One more observation: There are a heck of a lot of characters that are
valid in element names (just about any alphanumeric in just about any
language, plus some punctuation), since XML's defined in terms of
Unicode. Simply checking whether all the characters in an element name
are legal is something of a pain; figuring out what to replace the
(many!) other Unicode characters with is going to be (ahem) interesting.
The simplest solution would probably be to invent some sort of escaping
syntax (and then, as usual with such things, also escape the
escape-introduction sequence so the conversion is reliably unique and
reversible).
Unless you control ALL names in the document, that does introduce the
risk that a name created by someone else will contain something that
looks like an escape sequence.
BUT... frankly, you really don't *WANT* element names being made up on
the fly, since they're what describes the structure of your document.
Consider putting your non-XML descriptor in _content_, eg an attribute
value, rather than an element name.
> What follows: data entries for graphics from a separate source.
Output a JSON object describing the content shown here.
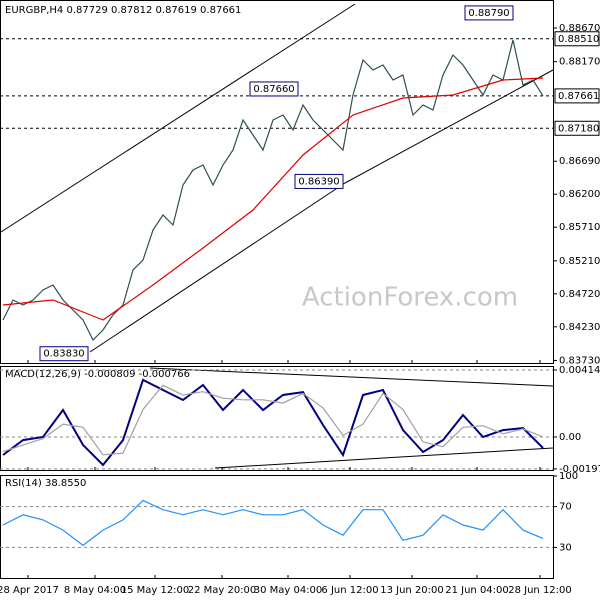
{
  "chart_data": [
    {
      "type": "line",
      "title": "EURGBP,H4  0.87729 0.87812 0.87619 0.87661",
      "watermark": "ActionForex.com",
      "x": [
        0,
        1,
        2,
        3,
        4,
        5,
        6,
        7,
        8,
        9,
        10,
        11,
        12,
        13,
        14,
        15,
        16,
        17,
        18,
        19,
        20,
        21,
        22,
        23,
        24,
        25,
        26,
        27,
        28,
        29,
        30,
        31,
        32,
        33,
        34,
        35,
        36,
        37,
        38,
        39,
        40,
        41,
        42,
        43,
        44,
        45,
        46,
        47,
        48,
        49,
        50,
        51,
        52,
        53,
        54
      ],
      "xlim": [
        -0.3,
        55.0
      ],
      "ylim": [
        0.83692,
        0.89086
      ],
      "yticks": [
        {
          "value": 0.8867,
          "label": "0.88670"
        },
        {
          "value": 0.8817,
          "label": "0.88170"
        },
        {
          "value": 0.8669,
          "label": "0.86690"
        },
        {
          "value": 0.862,
          "label": "0.86200"
        },
        {
          "value": 0.8571,
          "label": "0.85710"
        },
        {
          "value": 0.8521,
          "label": "0.85210"
        },
        {
          "value": 0.8472,
          "label": "0.84720"
        },
        {
          "value": 0.8423,
          "label": "0.84230"
        },
        {
          "value": 0.8373,
          "label": "0.83730"
        }
      ],
      "levels": [
        {
          "value": 0.8851,
          "label": "0.88510"
        },
        {
          "value": 0.87661,
          "label": "0.87661"
        },
        {
          "value": 0.8718,
          "label": "0.87180"
        }
      ],
      "annotations": [
        {
          "label": "0.88790",
          "value": 0.8879,
          "x": 51.2
        },
        {
          "label": "0.87660",
          "value": 0.8766,
          "x": 29.7
        },
        {
          "label": "0.86390",
          "value": 0.8639,
          "x": 34.2
        },
        {
          "label": "0.83830",
          "value": 0.8383,
          "x": 8.7
        }
      ],
      "series": [
        {
          "color": "#2f4f4f",
          "values": [
            0.84331,
            0.84628,
            0.84554,
            0.84628,
            0.84777,
            0.84851,
            0.84628,
            0.8448,
            0.84331,
            0.84034,
            0.84183,
            0.84406,
            0.84554,
            0.85074,
            0.85223,
            0.85669,
            0.85891,
            0.85743,
            0.86337,
            0.8656,
            0.86634,
            0.86337,
            0.86634,
            0.86857,
            0.87303,
            0.8708,
            0.86857,
            0.87303,
            0.87377,
            0.87154,
            0.87526,
            0.87303,
            0.87154,
            0.87006,
            0.86857,
            0.87674,
            0.88195,
            0.88046,
            0.8812,
            0.87897,
            0.87972,
            0.87377,
            0.87526,
            0.87452,
            0.87972,
            0.88269,
            0.8812,
            0.87897,
            0.87674,
            0.87972,
            0.87897,
            0.88492,
            0.87823,
            0.87897,
            0.87661
          ]
        },
        {
          "color": "#e00000",
          "x": [
            0,
            5,
            10,
            15,
            20,
            25,
            30,
            35,
            40,
            45,
            50,
            54
          ],
          "values": [
            0.84554,
            0.84628,
            0.84331,
            0.84851,
            0.85401,
            0.85966,
            0.86783,
            0.87377,
            0.8763,
            0.87674,
            0.87897,
            0.87927
          ]
        }
      ]
    },
    {
      "type": "line",
      "title": "MACD(12,26,9) -0.000809 -0.000766",
      "x": [
        0,
        2,
        4,
        6,
        8,
        10,
        12,
        14,
        16,
        18,
        20,
        22,
        24,
        26,
        28,
        30,
        32,
        34,
        36,
        38,
        40,
        42,
        44,
        46,
        48,
        50,
        52,
        54
      ],
      "xlim": [
        -0.3,
        55.0
      ],
      "ylim": [
        -0.002041,
        0.004331
      ],
      "yticks": [
        0.004145,
        {
          "value": 0,
          "label": "0.00"
        },
        -0.001972
      ],
      "series": [
        {
          "color": "#000080",
          "values": [
            -0.00111,
            -0.00019,
            0,
            0.00167,
            -0.00049,
            -0.00173,
            -0.00019,
            0.00353,
            0.00291,
            0.00229,
            0.00322,
            0.00167,
            0.00291,
            0.00167,
            0.0026,
            0.00278,
            0.00074,
            -0.00111,
            0.0026,
            0.00291,
            0.00043,
            -0.00093,
            -0.00019,
            0.00136,
            0,
            0.00043,
            0.00056,
            -0.00068
          ]
        },
        {
          "color": "#a0a0a0",
          "values": [
            -0.0009,
            -0.0005,
            -0.0001,
            0.0008,
            0.0006,
            -0.0011,
            -0.001,
            0.0017,
            0.0032,
            0.0026,
            0.0028,
            0.0024,
            0.0023,
            0.0023,
            0.0021,
            0.0027,
            0.0018,
            0.0001,
            0.0008,
            0.0027,
            0.0017,
            -0.0003,
            -0.0006,
            0.0006,
            0.0007,
            0.0002,
            0.0005,
            0
          ]
        }
      ]
    },
    {
      "type": "line",
      "title": "RSI(14) 38.8550",
      "x": [
        0,
        2,
        4,
        6,
        8,
        10,
        12,
        14,
        16,
        18,
        20,
        22,
        24,
        26,
        28,
        30,
        32,
        34,
        36,
        38,
        40,
        42,
        44,
        46,
        48,
        50,
        52,
        54
      ],
      "xlim": [
        -0.3,
        55.0
      ],
      "ylim": [
        0,
        100
      ],
      "yticks": [
        100,
        70,
        30
      ],
      "xticks": [
        {
          "value": 2.5,
          "label": "28 Apr 2017"
        },
        {
          "value": 9.2,
          "label": "8 May 04:00"
        },
        {
          "value": 15.2,
          "label": "15 May 12:00"
        },
        {
          "value": 21.9,
          "label": "22 May 20:00"
        },
        {
          "value": 28.5,
          "label": "30 May 04:00"
        },
        {
          "value": 34.7,
          "label": "6 Jun 12:00"
        },
        {
          "value": 40.9,
          "label": "13 Jun 20:00"
        },
        {
          "value": 47.4,
          "label": "21 Jun 04:00"
        },
        {
          "value": 53.7,
          "label": "28 Jun 12:00"
        }
      ],
      "series": [
        {
          "color": "#1e90ff",
          "values": [
            52,
            62,
            57,
            47,
            32,
            47,
            57,
            76,
            67,
            62,
            67,
            62,
            67,
            62,
            62,
            67,
            52,
            42,
            67,
            67,
            37,
            42,
            62,
            52,
            47,
            67,
            47,
            38.855
          ]
        }
      ]
    }
  ]
}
Among other things, XML already has
the ability to escape characters in text content.
(You still won't be able to use every possible character, even after
escaping it, if you're working in XML 1.0. I believe XML 1.1 -- which is
rarely used -- expanded the legal character set, but you may not want to
make support for 1.1 a prereqisite. The alternative is to fall back to
inventing your own escaping mechanism, eg by doing a base-64 encoding
upon the UTF8 data.)
In other words: What problem are you really trying to solve, and is the
rather ugly kluge you proposed really necessary and/or sufficient?